You need to put labels and numbers on the x and y-axis. Furthermore, you need to draw the lines for zero, LOAupper, LOAlower, and the systematic error.
In another study, 16060 patients were screened for cancer using a gold standard (criterion) and a new test instrument (test). You hypothesize that the new instrument is as good as the gold standard.

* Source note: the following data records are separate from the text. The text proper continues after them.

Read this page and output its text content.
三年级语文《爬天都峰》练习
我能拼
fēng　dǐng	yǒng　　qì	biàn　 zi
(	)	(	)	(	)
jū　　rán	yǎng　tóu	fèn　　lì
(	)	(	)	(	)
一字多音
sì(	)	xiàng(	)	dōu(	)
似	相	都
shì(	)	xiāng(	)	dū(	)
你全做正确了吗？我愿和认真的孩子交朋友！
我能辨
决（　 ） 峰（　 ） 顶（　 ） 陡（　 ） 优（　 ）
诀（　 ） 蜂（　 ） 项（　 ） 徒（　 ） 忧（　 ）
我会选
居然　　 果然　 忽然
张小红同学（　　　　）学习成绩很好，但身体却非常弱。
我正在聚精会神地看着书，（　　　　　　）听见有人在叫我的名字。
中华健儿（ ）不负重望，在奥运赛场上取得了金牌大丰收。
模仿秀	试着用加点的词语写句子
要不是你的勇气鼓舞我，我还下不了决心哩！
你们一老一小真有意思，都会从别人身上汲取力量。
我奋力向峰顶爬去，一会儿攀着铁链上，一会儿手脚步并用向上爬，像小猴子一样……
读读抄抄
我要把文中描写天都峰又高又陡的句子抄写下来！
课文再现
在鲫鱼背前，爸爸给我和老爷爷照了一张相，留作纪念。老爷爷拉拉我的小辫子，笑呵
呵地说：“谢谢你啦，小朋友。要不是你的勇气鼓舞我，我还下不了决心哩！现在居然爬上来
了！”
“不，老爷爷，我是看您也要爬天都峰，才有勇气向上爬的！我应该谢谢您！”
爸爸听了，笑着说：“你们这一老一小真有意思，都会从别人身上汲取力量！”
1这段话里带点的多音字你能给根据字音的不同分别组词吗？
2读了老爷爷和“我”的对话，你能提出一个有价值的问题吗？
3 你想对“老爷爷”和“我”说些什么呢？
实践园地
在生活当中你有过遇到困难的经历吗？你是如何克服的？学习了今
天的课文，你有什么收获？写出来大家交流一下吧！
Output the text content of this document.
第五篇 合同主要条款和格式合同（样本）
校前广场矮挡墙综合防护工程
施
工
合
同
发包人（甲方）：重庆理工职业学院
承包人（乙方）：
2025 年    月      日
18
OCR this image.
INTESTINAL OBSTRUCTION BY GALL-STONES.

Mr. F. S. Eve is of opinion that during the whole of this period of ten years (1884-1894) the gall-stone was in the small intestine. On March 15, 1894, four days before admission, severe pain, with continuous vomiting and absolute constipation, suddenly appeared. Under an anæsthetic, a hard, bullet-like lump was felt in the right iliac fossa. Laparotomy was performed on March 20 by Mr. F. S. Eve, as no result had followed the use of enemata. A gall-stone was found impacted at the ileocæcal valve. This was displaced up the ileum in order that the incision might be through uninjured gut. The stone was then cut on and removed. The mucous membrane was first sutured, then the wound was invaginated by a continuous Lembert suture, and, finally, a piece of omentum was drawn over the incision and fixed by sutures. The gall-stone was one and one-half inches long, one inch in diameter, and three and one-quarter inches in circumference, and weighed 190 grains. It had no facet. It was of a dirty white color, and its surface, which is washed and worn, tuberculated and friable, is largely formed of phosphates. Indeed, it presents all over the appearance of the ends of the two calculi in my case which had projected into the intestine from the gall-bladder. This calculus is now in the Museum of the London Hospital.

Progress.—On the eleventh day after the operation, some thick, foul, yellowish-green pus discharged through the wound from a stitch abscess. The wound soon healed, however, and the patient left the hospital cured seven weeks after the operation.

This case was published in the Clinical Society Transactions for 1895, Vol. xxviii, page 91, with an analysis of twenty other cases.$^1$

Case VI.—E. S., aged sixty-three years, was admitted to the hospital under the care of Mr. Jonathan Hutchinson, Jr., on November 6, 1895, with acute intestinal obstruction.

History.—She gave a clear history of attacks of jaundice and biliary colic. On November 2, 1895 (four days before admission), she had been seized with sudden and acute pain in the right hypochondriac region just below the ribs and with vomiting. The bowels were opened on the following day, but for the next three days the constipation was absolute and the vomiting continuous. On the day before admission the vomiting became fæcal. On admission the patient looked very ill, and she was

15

Question 4 – sensitivity and specificity
To test your hypothesis, you calculate sensitivity and specificity:
. diagt test criterion
| criterion
test | Pos. Neg. | Total
-----------+----------------------+----------
Abnormal | 969 231 | 1,200
Normal | 164 14,696 | 14,860
-----------+----------------------+----------
Total | 1,133 14,927 | 16,060
True abnormal diagnosis defined as test = 1
[95% Confidence Interval]
---------------------------------------------------------------------------
Prevalence Pr(A) 7.5% 7.1% 7.9%
---------------------------------------------------------------------------
Sensitivity Pr(+|A) 80.8% 78.4% 82.9%
Specificity Pr(-|N) 98.9% 98.7% 99.1%
ROC area (Sens. + Spec.)/2 0.90 0.89 0.91
---------------------------------------------------------------------------
Likelihood ratio (+) Pr(+|A)/Pr(+|N) 73.17 62.68 85.41
Likelihood ratio (-) Pr(-|A)/Pr(-|N) 0.19 0.17 0.22
Odds ratio LR(+)/LR(-) 375.90 304.60 463.88
Positive predictive value Pr(A|+) 85.5% 83.3% 87.5%
Negative predictive value Pr(N|-) 98.5% 98.2% 98.6%
---------------------------------------------------------------------------
4.1 How large do you think sensitivity and specificity should be before the two methods agree?
Explain to the group what sensitivity and specificity means. What is the misclassification?
4.2 Explain the positive and negative predictive values and summarise your findings.